My mother buried her face into the crook of her arm. “It’s mythology,” she explained. “Also it’s a poem I used to love. Tithonus was a man—a mortal—in ancient Greece who fell in love with a goddess and they decided to get married. The goddess, though, hated the very thought that her husband would die someday, and so she granted him immortality.”

“How romantic,” my aunt said. “Left arm, please.”

“Not really,” my mother sighed. “Gods are stupid and shortsighted. They’re like children.” She shook her head. “No. They’re worse. They’re like men—no sense of unintended consequences or follow-through. The goddess took away his ability to die. But he still aged, because she hadn’t thought to also give him eternal youth. So each year he became older, sicker, weaker. He dried out and shriveled, getting smaller and smaller until finally he was the size of a cricket. The goddess just carried him in her pocket for the rest of time, often completely forgetting he was there. He was broken and useless and was utterly without hope that anything could change. It wasn’t romantic at all.”

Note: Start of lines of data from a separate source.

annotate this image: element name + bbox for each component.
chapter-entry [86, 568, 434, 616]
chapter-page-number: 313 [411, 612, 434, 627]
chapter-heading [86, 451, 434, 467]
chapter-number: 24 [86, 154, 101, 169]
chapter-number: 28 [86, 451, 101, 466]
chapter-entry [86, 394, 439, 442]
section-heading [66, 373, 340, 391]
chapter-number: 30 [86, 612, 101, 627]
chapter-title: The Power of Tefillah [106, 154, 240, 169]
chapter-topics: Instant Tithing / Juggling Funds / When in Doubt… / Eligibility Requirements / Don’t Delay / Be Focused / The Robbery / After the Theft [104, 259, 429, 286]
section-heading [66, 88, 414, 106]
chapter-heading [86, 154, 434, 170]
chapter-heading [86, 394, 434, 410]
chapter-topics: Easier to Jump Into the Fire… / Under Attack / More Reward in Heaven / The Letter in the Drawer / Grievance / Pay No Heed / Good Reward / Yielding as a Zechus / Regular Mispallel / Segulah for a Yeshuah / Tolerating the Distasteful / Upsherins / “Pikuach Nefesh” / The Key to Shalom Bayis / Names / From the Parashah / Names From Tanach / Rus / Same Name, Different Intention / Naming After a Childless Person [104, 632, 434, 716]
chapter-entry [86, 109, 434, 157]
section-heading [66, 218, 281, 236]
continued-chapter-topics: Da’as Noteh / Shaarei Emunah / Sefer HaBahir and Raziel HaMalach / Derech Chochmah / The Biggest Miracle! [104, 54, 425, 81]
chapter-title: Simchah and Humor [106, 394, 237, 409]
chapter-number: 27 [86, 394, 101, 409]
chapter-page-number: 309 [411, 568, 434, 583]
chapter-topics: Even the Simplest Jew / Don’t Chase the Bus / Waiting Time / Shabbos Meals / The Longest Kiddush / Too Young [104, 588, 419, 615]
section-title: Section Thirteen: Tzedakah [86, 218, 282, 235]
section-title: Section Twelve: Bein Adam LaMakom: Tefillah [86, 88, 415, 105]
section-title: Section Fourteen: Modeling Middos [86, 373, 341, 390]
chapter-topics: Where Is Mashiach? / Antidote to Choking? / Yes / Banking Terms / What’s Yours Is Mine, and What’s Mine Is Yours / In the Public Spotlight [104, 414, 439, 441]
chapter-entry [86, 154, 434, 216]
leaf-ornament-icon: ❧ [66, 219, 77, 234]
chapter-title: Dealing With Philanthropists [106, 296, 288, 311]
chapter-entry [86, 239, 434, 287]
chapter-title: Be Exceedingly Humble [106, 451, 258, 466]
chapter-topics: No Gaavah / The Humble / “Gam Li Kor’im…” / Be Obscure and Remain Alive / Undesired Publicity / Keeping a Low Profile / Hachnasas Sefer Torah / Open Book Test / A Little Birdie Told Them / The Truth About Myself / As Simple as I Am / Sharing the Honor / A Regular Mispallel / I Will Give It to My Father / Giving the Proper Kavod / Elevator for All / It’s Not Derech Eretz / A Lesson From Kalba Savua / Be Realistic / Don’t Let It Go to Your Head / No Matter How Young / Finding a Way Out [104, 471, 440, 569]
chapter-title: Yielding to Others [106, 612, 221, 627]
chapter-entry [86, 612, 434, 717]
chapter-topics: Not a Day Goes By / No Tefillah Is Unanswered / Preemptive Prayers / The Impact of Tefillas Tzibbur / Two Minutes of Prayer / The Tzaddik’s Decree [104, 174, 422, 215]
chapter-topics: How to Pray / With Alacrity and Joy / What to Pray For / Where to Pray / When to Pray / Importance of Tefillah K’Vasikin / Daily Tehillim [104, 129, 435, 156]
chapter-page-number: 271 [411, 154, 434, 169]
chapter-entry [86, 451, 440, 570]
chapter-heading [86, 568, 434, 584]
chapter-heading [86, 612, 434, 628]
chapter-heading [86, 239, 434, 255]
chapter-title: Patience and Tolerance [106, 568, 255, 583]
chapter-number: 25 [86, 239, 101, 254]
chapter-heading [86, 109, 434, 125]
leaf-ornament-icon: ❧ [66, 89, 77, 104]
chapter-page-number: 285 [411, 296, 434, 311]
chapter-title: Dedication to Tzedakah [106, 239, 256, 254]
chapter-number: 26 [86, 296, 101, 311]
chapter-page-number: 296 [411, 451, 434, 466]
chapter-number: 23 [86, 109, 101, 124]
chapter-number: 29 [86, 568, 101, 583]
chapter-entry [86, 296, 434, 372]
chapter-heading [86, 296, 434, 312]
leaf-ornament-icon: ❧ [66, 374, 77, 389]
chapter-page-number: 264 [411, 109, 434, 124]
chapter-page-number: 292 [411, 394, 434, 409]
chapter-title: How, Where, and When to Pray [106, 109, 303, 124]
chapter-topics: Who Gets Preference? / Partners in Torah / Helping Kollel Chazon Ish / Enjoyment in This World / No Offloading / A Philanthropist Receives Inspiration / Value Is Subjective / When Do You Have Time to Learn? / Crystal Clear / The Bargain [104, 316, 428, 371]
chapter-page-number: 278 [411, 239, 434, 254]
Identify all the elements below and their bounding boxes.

“Roll all the way onto your stomach, darling,” my aunt said, eager to change the subject. My mother groaned as she readjusted herself. Marla tinkered with my mother’s muscles the way she tinkered with cars—smoothing, adjusting, righting what once was wrong. If anyone could fix my mother, it was my aunt. She clicked her tongue. “Well, with this much oil, I can’t imagine you drying out all that much. But after the scare we had, after you almost—” Auntie Marla’s voice cracked just a bit. She pressed the back of her hand to her mouth and pretended to cough. But even then, as young as I was, I knew it was pretend. She shook her head and resumed her work on my mother’s body. “Well. Carrying you around with me in my pocket forever doesn’t sound half-bad. I’d take it, actually.” She cleared her throat, but her words became thick. “I’d take it any old day you like.”

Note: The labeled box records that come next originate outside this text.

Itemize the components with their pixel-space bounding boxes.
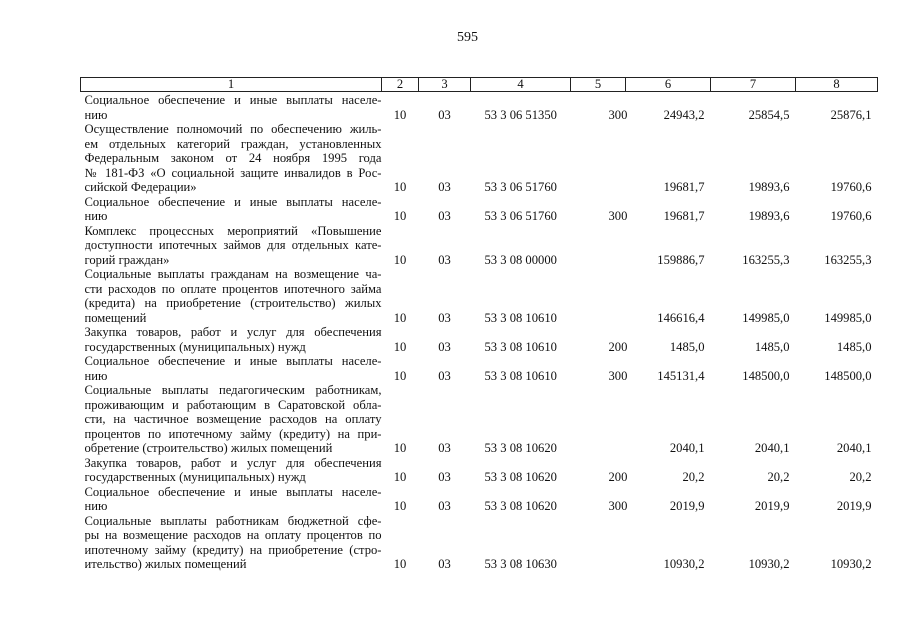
target-item-code: 53 3 08 10620 <box>484 441 557 455</box>
row-description <box>81 122 382 195</box>
target-item-code: 53 3 08 10610 <box>484 339 557 354</box>
description-line: государственных (муниципальных) нужд <box>84 470 306 484</box>
expense-type-code: 300 <box>608 107 628 122</box>
subsection-code: 03 <box>438 209 451 223</box>
subsection-code: 03 <box>438 499 451 513</box>
section-code: 10 <box>393 441 407 455</box>
description-line: Закупка товаров, работ и услуг для обеспечения <box>84 455 382 470</box>
section-code: 10 <box>393 209 407 223</box>
description-line: проживающим и работающим в Саратовской обла- <box>84 397 382 412</box>
description-line: доступности ипотечных займов для отдельных кате- <box>84 238 382 252</box>
amount-year-2: 19893,6 <box>748 209 790 223</box>
description-line: помещений <box>84 310 147 325</box>
row-description <box>81 485 382 514</box>
amount-year-3: 2019,9 <box>836 499 872 513</box>
amount-year-2: 149985,0 <box>742 310 790 325</box>
table-row <box>81 224 878 268</box>
section-code: 10 <box>393 557 407 571</box>
target-item-code: 53 3 08 10620 <box>484 470 557 484</box>
target-item-code: 53 3 08 10630 <box>484 557 557 571</box>
header-row <box>81 78 878 92</box>
amount-year-1: 20,2 <box>682 470 705 484</box>
amount-year-2: 148500,0 <box>742 368 790 383</box>
amount-year-3: 10930,2 <box>830 557 872 571</box>
target-item-code: 53 3 08 10620 <box>484 499 557 513</box>
table-row <box>81 267 878 325</box>
description-line: Социальное обеспечение и иные выплаты населе- <box>84 354 382 368</box>
amount-year-1: 19681,7 <box>663 209 705 223</box>
section-code: 10 <box>393 470 407 484</box>
row-description <box>81 383 382 456</box>
amount-year-1: 19681,7 <box>663 180 705 194</box>
amount-year-2: 10930,2 <box>748 557 790 571</box>
description-line: процентов по ипотечному займу (кредиту) на при- <box>84 426 382 441</box>
amount-year-2: 1485,0 <box>754 339 790 354</box>
description-line: сийской Федерации» <box>84 180 197 194</box>
description-line: ипотечному займу (кредиту) на приобретение (стро- <box>84 542 382 557</box>
subsection-code: 03 <box>438 252 451 267</box>
section-code: 10 <box>393 252 407 267</box>
description-line: Социальное обеспечение и иные выплаты населе- <box>84 93 382 107</box>
expense-type-code <box>571 122 626 195</box>
description-line: Социальное обеспечение и иные выплаты населе- <box>84 194 382 209</box>
table-row <box>81 354 878 383</box>
amount-year-1: 159886,7 <box>657 252 705 267</box>
amount-year-3: 148500,0 <box>824 368 872 383</box>
description-line: ительство) жилых помещений <box>84 557 247 571</box>
column-header: 2 <box>382 78 419 92</box>
row-description <box>81 195 382 224</box>
amount-year-2: 163255,3 <box>742 252 790 267</box>
subsection-code: 03 <box>438 470 451 484</box>
target-item-code: 53 3 08 00000 <box>484 252 557 267</box>
table-row <box>81 383 878 456</box>
target-item-code: 53 3 06 51760 <box>484 180 557 194</box>
description-line: сти, на частичное возмещение расходов на оплату <box>84 412 382 426</box>
description-line: (кредита) на приобретение (строительство) жилых <box>84 296 382 310</box>
amount-year-2: 25854,5 <box>748 107 790 122</box>
subsection-code: 03 <box>438 180 451 194</box>
table-row <box>81 195 878 224</box>
description-line: горий граждан» <box>84 252 170 267</box>
section-code: 10 <box>393 107 407 122</box>
description-line: Федеральным законом от 24 ноября 1995 года <box>84 151 382 165</box>
description-line: обретение (строительство) жилых помещений <box>84 441 333 455</box>
description-line: Осуществление полномочий по обеспечению жиль- <box>84 122 382 136</box>
column-header: 8 <box>796 78 878 92</box>
section-code: 10 <box>393 310 407 325</box>
target-item-code: 53 3 08 10610 <box>484 310 557 325</box>
amount-year-3: 163255,3 <box>824 252 872 267</box>
column-header: 4 <box>471 78 571 92</box>
amount-year-1: 1485,0 <box>669 339 705 354</box>
table-row <box>81 122 878 195</box>
expense-type-code: 300 <box>608 368 628 383</box>
amount-year-2: 2040,1 <box>754 441 790 455</box>
expense-type-code <box>571 383 626 456</box>
subsection-code: 03 <box>438 107 451 122</box>
amount-year-3: 19760,6 <box>830 180 872 194</box>
amount-year-1: 2040,1 <box>669 441 705 455</box>
subsection-code: 03 <box>438 310 451 325</box>
budget-table <box>80 77 878 572</box>
section-code: 10 <box>393 499 407 513</box>
amount-year-1: 146616,4 <box>657 310 705 325</box>
amount-year-2: 20,2 <box>767 470 790 484</box>
expense-type-code <box>571 267 626 325</box>
description-line: ем отдельных категорий граждан, установленных <box>84 136 382 151</box>
column-header: 3 <box>419 78 471 92</box>
amount-year-3: 25876,1 <box>830 107 872 122</box>
row-description <box>81 267 382 325</box>
row-description <box>81 354 382 383</box>
description-line: Социальные выплаты педагогическим работникам, <box>84 383 382 397</box>
row-description <box>81 325 382 354</box>
description-line: № 181-ФЗ «О социальной защите инвалидов в Рос- <box>84 165 382 180</box>
amount-year-3: 19760,6 <box>830 209 872 223</box>
table-row <box>81 514 878 572</box>
page-number: 595 <box>457 30 478 45</box>
subsection-code: 03 <box>438 557 451 571</box>
subsection-code: 03 <box>438 368 451 383</box>
amount-year-3: 20,2 <box>849 470 872 484</box>
amount-year-2: 2019,9 <box>754 499 790 513</box>
expense-type-code <box>571 224 626 268</box>
amount-year-3: 2040,1 <box>836 441 872 455</box>
expense-type-code <box>571 514 626 572</box>
description-line: Социальные выплаты гражданам на возмещение ча- <box>84 267 382 281</box>
description-line: государственных (муниципальных) нужд <box>84 339 306 354</box>
row-description <box>81 92 382 123</box>
description-line: Социальные выплаты работникам бюджетной сфе- <box>84 513 382 528</box>
section-code: 10 <box>393 368 407 383</box>
amount-year-3: 149985,0 <box>824 310 872 325</box>
description-line: нию <box>84 209 108 223</box>
description-line: ры на возмещение расходов на оплату процентов по <box>84 528 382 542</box>
expense-type-code: 300 <box>608 209 628 223</box>
column-header: 1 <box>81 78 382 92</box>
description-line: нию <box>84 368 108 383</box>
amount-year-1: 10930,2 <box>663 557 705 571</box>
description-line: нию <box>84 107 108 122</box>
section-code: 10 <box>393 180 407 194</box>
target-item-code: 53 3 06 51350 <box>484 107 557 122</box>
subsection-code: 03 <box>438 441 451 455</box>
target-item-code: 53 3 06 51760 <box>484 209 557 223</box>
expense-type-code: 300 <box>608 499 628 513</box>
table-body <box>81 92 878 572</box>
description-line: нию <box>84 499 108 513</box>
expense-type-code: 200 <box>608 339 628 354</box>
column-header: 5 <box>571 78 626 92</box>
table-row <box>81 92 878 123</box>
amount-year-1: 24943,2 <box>663 107 705 122</box>
row-description <box>81 514 382 572</box>
column-header: 6 <box>626 78 711 92</box>
amount-year-3: 1485,0 <box>836 339 872 354</box>
row-description <box>81 456 382 485</box>
subsection-code: 03 <box>438 339 451 354</box>
table-row <box>81 456 878 485</box>
table-row <box>81 325 878 354</box>
expense-type-code: 200 <box>608 470 628 484</box>
target-item-code: 53 3 08 10610 <box>484 368 557 383</box>
description-line: Закупка товаров, работ и услуг для обеспечения <box>84 325 382 339</box>
table-row <box>81 485 878 514</box>
description-line: Комплекс процессных мероприятий «Повышение <box>84 223 382 238</box>
section-code: 10 <box>393 339 407 354</box>
description-line: сти расходов по оплате процентов ипотечного займа <box>84 281 382 296</box>
description-line: Социальное обеспечение и иные выплаты населе- <box>84 484 382 499</box>
amount-year-1: 2019,9 <box>669 499 705 513</box>
row-description <box>81 224 382 268</box>
amount-year-2: 19893,6 <box>748 180 790 194</box>
amount-year-1: 145131,4 <box>657 368 705 383</box>
column-header: 7 <box>711 78 796 92</box>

I shouldn’t remember any of this exchange, but strangely, I do. I remember every word of it. For me, this isn’t entirely unusual—I spent most of my childhood memorizing things by accident. Filing things away. I didn’t know what any of their conversation meant, but I knew how it made me feel. My head felt hot and my skin felt cold, and the space around my body seemed to vibrate and spin. I needed my mother. I needed my mother to be well. And in the irrational reasoning of a child, I thought that the way to do this was to get my aunt to leave—if she left, my thinking went, then surely my mother would be all right. If Auntie Marla left, then no one would need to feed my mother, or do her tasks around the house, or rub her muscles, or make sure she got dressed, or keep her safe in any kind of pocket. My mother would simply be my mother. And the world would be as it should.

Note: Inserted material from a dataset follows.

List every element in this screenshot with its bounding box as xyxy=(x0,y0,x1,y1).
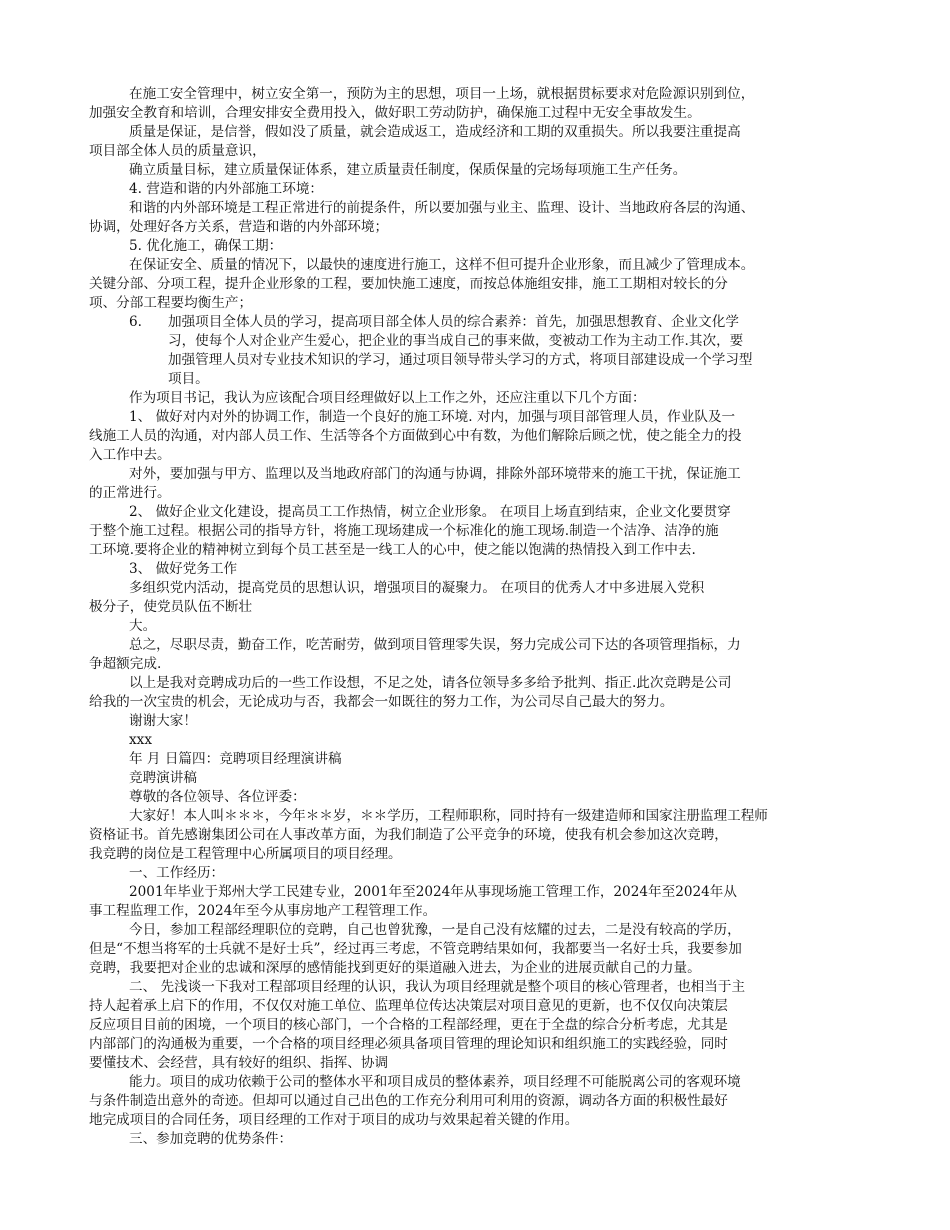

I went back to my room, and I thought about the dragon in my neighbor’s yard. How it seemed to marvel at its clawed hands and gnarled feet. How it peered behind itself to look at its wings. I remembered the gasp and the Oh! I remembered the way it curled its haunches and arched its back. The ripple of muscles under iridescent skin. The way it readied its wings. And that astonishing launch skyward. I remember my own sharp gasp as the dragon disappeared into the clouds. I closed my eyes and imagined my aunt growing wings. My aunt’s muscles shining with metallic scales. My aunt’s gaze tilting to the sky. My aunt flying away.

I wrapped myself in a blanket and closed my eyes tight—trying as a child tries to imagine it true.